RESTAURANTS In 2012, a popular pizza franchise had 2483 restaurants. In 2017, there were 2606 franchised restaurants. Write an equation in point-slope form that represents the number of restaurants y that are franchised x years after 2010.
To represent the number of restaurants y that are franchised x years after 2010, we can use the point-slope form of a linear equation: y - y1 = m(x - x1), where (x1, y1) is a point on the line and m is the slope.
Given that in 2012, the number of restaurants was 2483 and in 2017, the number of restaurants was 2606, we have the points (2,483) and (7,606).
Using the point-slope form, we can choose one point and calculate the slope:
m = (y2 - y1) / (x2 - x1)
m = (2606 - 2483) / (7 - 2) = 123 / 5 = 24.6
Now, substitute the values from one of the points into the equation:
y - y1 = m(x - x1)
y - 2483 = 24.6(x - 2)
Thus, the equation in point-slope form that represents the number of restaurants y that are franchised x years after 2010 is:
y - 2483 = 24.6(x - 2)
To write the equation in point-slope form, we need to determine the slope and a point on the line.
The slope represents the rate of change in the number of restaurants per year.
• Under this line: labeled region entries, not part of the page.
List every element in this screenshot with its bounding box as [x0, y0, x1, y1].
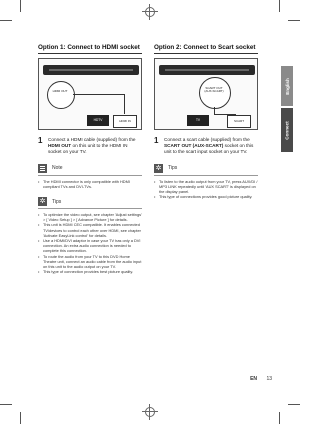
step-text-pre: Connect a HDMI cable (supplied) from the — [48, 137, 136, 142]
tips-label: Tips — [52, 198, 62, 205]
scart-out-label: SCART OUT (AUX-SCART) — [204, 86, 224, 94]
left-column — [38, 44, 142, 274]
divider — [38, 208, 142, 209]
tips-header — [38, 197, 142, 206]
step-text — [164, 137, 258, 156]
note-icon — [38, 164, 47, 173]
note-list — [38, 179, 142, 189]
registration-mark — [142, 404, 158, 420]
step-1 — [38, 137, 142, 156]
footer-language: EN — [250, 376, 258, 382]
step-text-bold: SCART OUT (AUX-SCART) — [164, 143, 224, 149]
divider — [38, 175, 142, 176]
divider — [154, 175, 258, 176]
step-number: 1 — [38, 136, 43, 145]
side-tab-connect — [281, 108, 293, 152]
right-column — [154, 44, 258, 199]
crop-mark — [20, 0, 21, 12]
hdtv-label: HDTV — [87, 115, 109, 126]
tips-list — [154, 179, 258, 200]
scart-in-label: SCART — [227, 115, 251, 128]
tip-item: • To listen to the audio output from your TV, press AUX/DI / MP3 LINK repeatedly until 'AUX SCART' is displayed on the display panel. — [154, 179, 258, 195]
hdmi-out-label: HDMI OUT — [52, 89, 68, 93]
step-1 — [154, 137, 258, 156]
tip-item: • To route the audio from your TV to this DVD Home Theatre unit, connect an audio cable from the audio input on this unit to the audio output on your TV. — [38, 254, 142, 270]
note-label: Note — [52, 165, 63, 172]
crop-mark — [0, 20, 12, 21]
tips-icon: ✲ — [155, 164, 162, 172]
tips-icon: ✲ — [39, 198, 46, 206]
home-theatre-unit — [43, 65, 139, 75]
hdmi-in-label: HDMI IN — [113, 115, 137, 128]
side-tab-english — [281, 66, 293, 106]
crop-mark — [288, 20, 300, 21]
crop-mark — [279, 0, 280, 12]
tip-item: • This type of connections provides good picture quality. — [154, 194, 258, 199]
home-theatre-unit — [159, 65, 255, 75]
step-text-post: on this unit to the HDMI IN socket on your TV. — [48, 143, 128, 155]
page-number: 13 — [266, 376, 272, 382]
hdmi-cable — [124, 94, 125, 114]
hdmi-port-callout — [47, 81, 75, 109]
tips-header — [154, 164, 258, 173]
hdmi-cable — [73, 94, 125, 95]
step-text-pre: Connect a scart cable (supplied) from the — [164, 137, 250, 142]
tip-item: • Use a HDMI/DVI adaptor in case your TV has only a DVI connection. An extra audio connection is needed to complete this connection. — [38, 238, 142, 254]
crop-mark — [20, 412, 21, 424]
section-title-hdmi: Option 1: Connect to HDMI socket — [38, 44, 142, 54]
note-header — [38, 164, 142, 173]
step-text — [48, 137, 142, 156]
side-tab-connect-label: Connect — [284, 120, 290, 140]
crop-mark — [288, 404, 300, 405]
crop-mark — [0, 404, 12, 405]
section-title-scart: Option 2: Connect to Scart socket — [154, 44, 258, 54]
tip-item: • To optimize the video output, see chapter 'Adjust settings' > [ Video Setup ] > [ Advance Picture ] for details. — [38, 212, 142, 222]
tv-label: TV — [187, 115, 209, 126]
step-text-bold: HDMI OUT — [48, 143, 72, 149]
note-item: • The HDMI connector is only compatible with HDMI compliant TVs and DVI-TVs. — [38, 179, 142, 189]
hdmi-connection-diagram — [38, 58, 142, 130]
tip-item: • This type of connection provides best picture quality. — [38, 269, 142, 274]
tips-label: Tips — [168, 165, 178, 172]
tips-list — [38, 212, 142, 274]
scart-connection-diagram — [154, 58, 258, 130]
crop-mark — [279, 412, 280, 424]
page-footer — [250, 376, 272, 382]
step-text-post: socket on this unit to the scart input socket on your TV. — [164, 143, 254, 155]
side-tab-english-label: English — [284, 77, 290, 95]
registration-mark — [142, 4, 158, 20]
tip-item: • This unit is HDMI CEC compatible. It enables connected TV/devices to control each other over HDMI, see chapter 'Activate EasyLink control' for details. — [38, 222, 142, 238]
step-number: 1 — [154, 136, 159, 145]
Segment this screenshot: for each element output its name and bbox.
We can calculate the slope (m) using the formula:
m = (change in y) / (change in x)
In this case, the "change in y" is the difference in the number of restaurants between 2017 and 2012: 2606 - 2483 = 123.
The "change in x" is the difference in years between 2017 and 2012: 2017 - 2012 = 5.
So, our slope (m) is:
m = 123 / 5 = 24.6
Now, let's find a point on the line. Since the question asks for the number of restaurants x years after 2010, we can use (0, 2483) as the point. This represents the number of restaurants in 2012 (zero years after 2010).
Finally, we can write the equation in point-slope form:
y - y1 = m(x - x1)
Plugging in the values:
y - 2483 = 24.6(x - 0)
Simplifying:
y - 2483 = 24.6x
This is the equation in point-slope form that represents the number of franchised restaurants y x years after 2010.